Je m’appelle Emilie, j’ai 30 ans, je travaille en région parisienne dans le webmarketing.
(Mon job est d’aider mon entreprise à vendre ses produits en utilisant tous les leviers qu’internet met à notre disposition : les publicités, la création de contenus, les réseaux sociaux, les partenariats…). Mes collègues sont sympas, mon travail est confortable et je gagne bien ma vie.
Pourtant j’ai une crise de sens qui est en train de me grignoter le bide depuis plusieurs mois. 

« Si demain mon job disparait, la terre tourne quand même. »

Parfois en soirée je me retrouve avec des gens qui ont des « vrais » métiers (que ce soit kinésithérapeute ou plombier) et je redoute le moment où il vont me demander ce que je fais dans la vie parce qu’on saura tous les deux que mon métier est bullshit. Je brasse de l’air. Pendant qu’eux ont un métier qui sert à quelque chose, qui aide les gens, moi je ne sers à rien. Si demain mon job disparait, la terre tourne quand même. Elle tournerait peut-être mieux.

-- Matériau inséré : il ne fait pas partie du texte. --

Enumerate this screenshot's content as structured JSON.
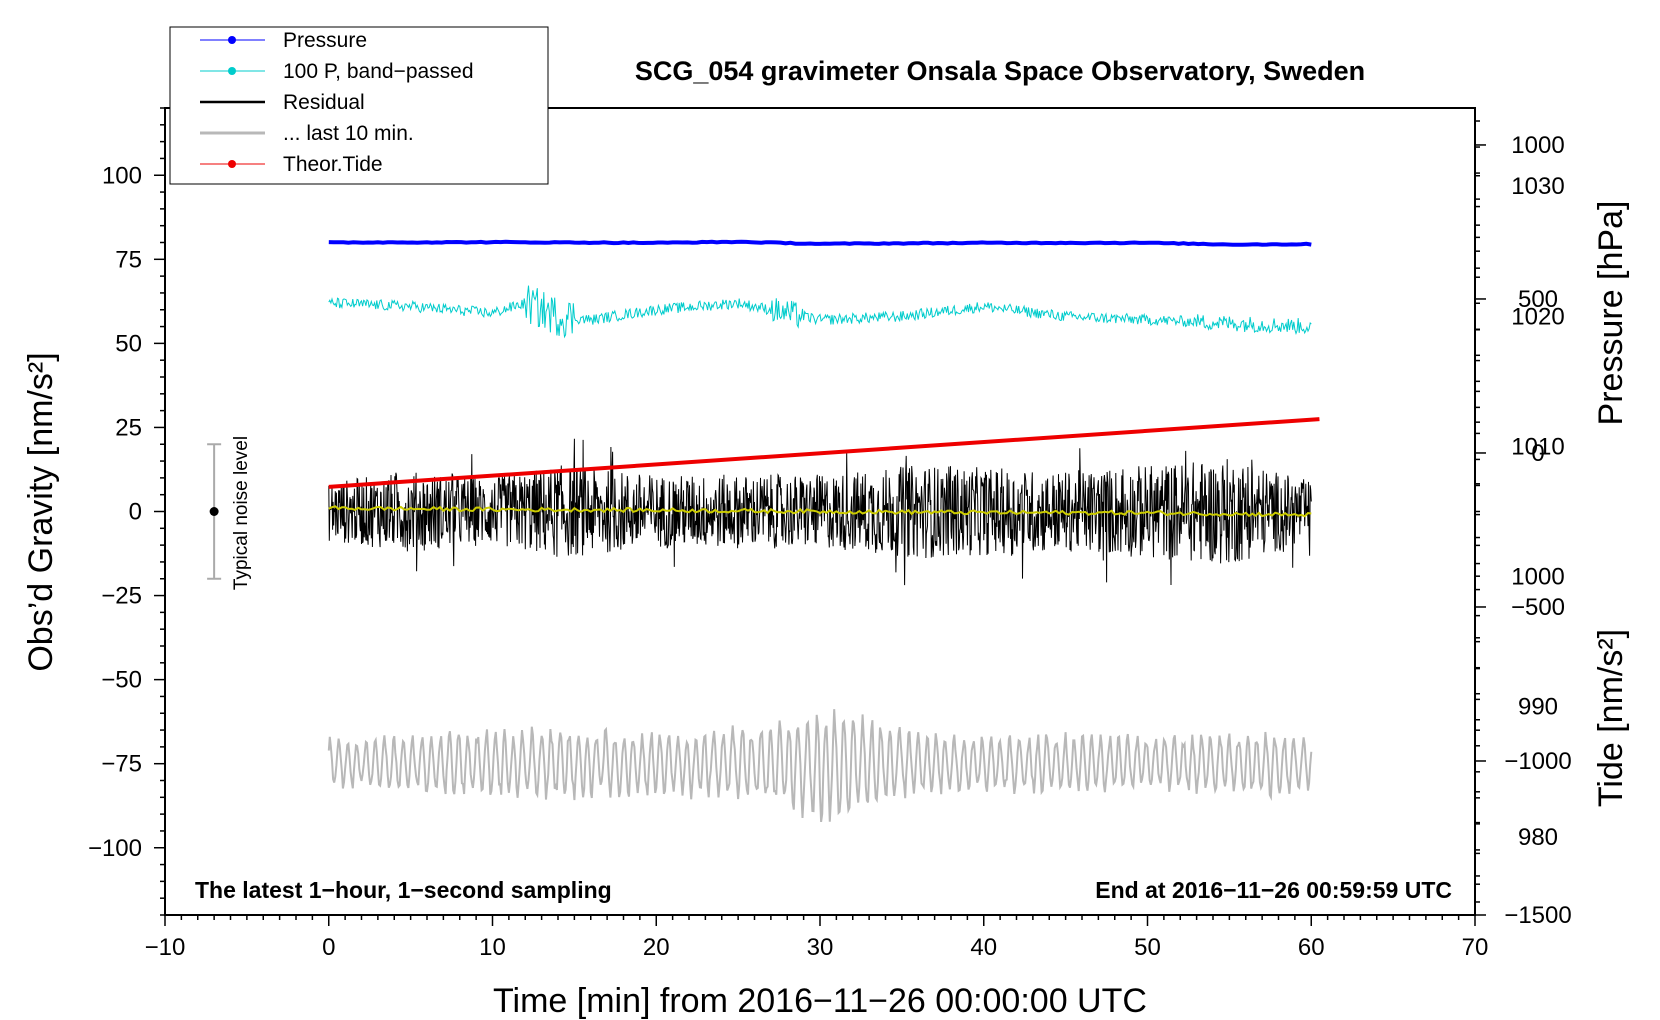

Je suis hyper consciente de faire un job qui ne sert à rien et en même temps, je ne me sens ni la force, ni le courage de changer de voie et de me reconvertir. J’ai pris du temps pour réfléchir à cette situation : « j’ai fait 5 années d’étude, j’ai bossé dans plusieurs entreprises de secteurs différents, j’estime être relativement polyvalente même si je n’ai pas de compétences en particulier ou du moins rien de technique, rien qu’une personne ne puisse pas apprendre en quelques. Alors pourquoi l’idée de me reconvertir vers un métier qui a du sens me semble si inatteignable ? »

Pourquoi ? Parce que ça fait quelques années maintenant que mon cerveau a appris qu’on pouvait gagner très bien sa vie (mon salaire et celui de mes amis qui bossent dans le même milieu que moi oscille entre 38 et 60K€/an) sans se tuer à la tache. A partir de là, est ce que je me vois reprendre des études d’institutrice ou d’infirmière pour me retrouver dans un job plein de contraintes et limité niveau salaire ? Non. C’est con, ce sont des métiers qui ont du sens pourtant. Mais j’ai été trop pourrie-gâtée professionnellement ces dernières années, ma vision de la variable pénibilité/rémunération est complètement faussée. Est ce que c’est une question d’estime de soi ? Est ce que j’ai inconsciemment l’impression de valoir plus, mieux que d’autres… Je ne sais pas… Peut-être…

« On est combien à ne pas faire grand-chose de nos journées, planqués derrière un écran ? »

Le sujet des « bullshit jobs » a pas mal fait parler de lui ces derniers mois et j’ai lu tout ce que je pouvais trouver sur le sujet. Ca me faisait du bien. Déjà parce que j’avais l’impression de ne pas être la seule à traverser cette crise de sens et aussi parce que certains articles expliquaient concrètement pourquoi et comment on en est arrivés là (là = payer 50K€ par an des personnes qui postent des trucs sur les réseaux sociaux toute la journée alors que le personnel soignant est à l’agonie par exemple).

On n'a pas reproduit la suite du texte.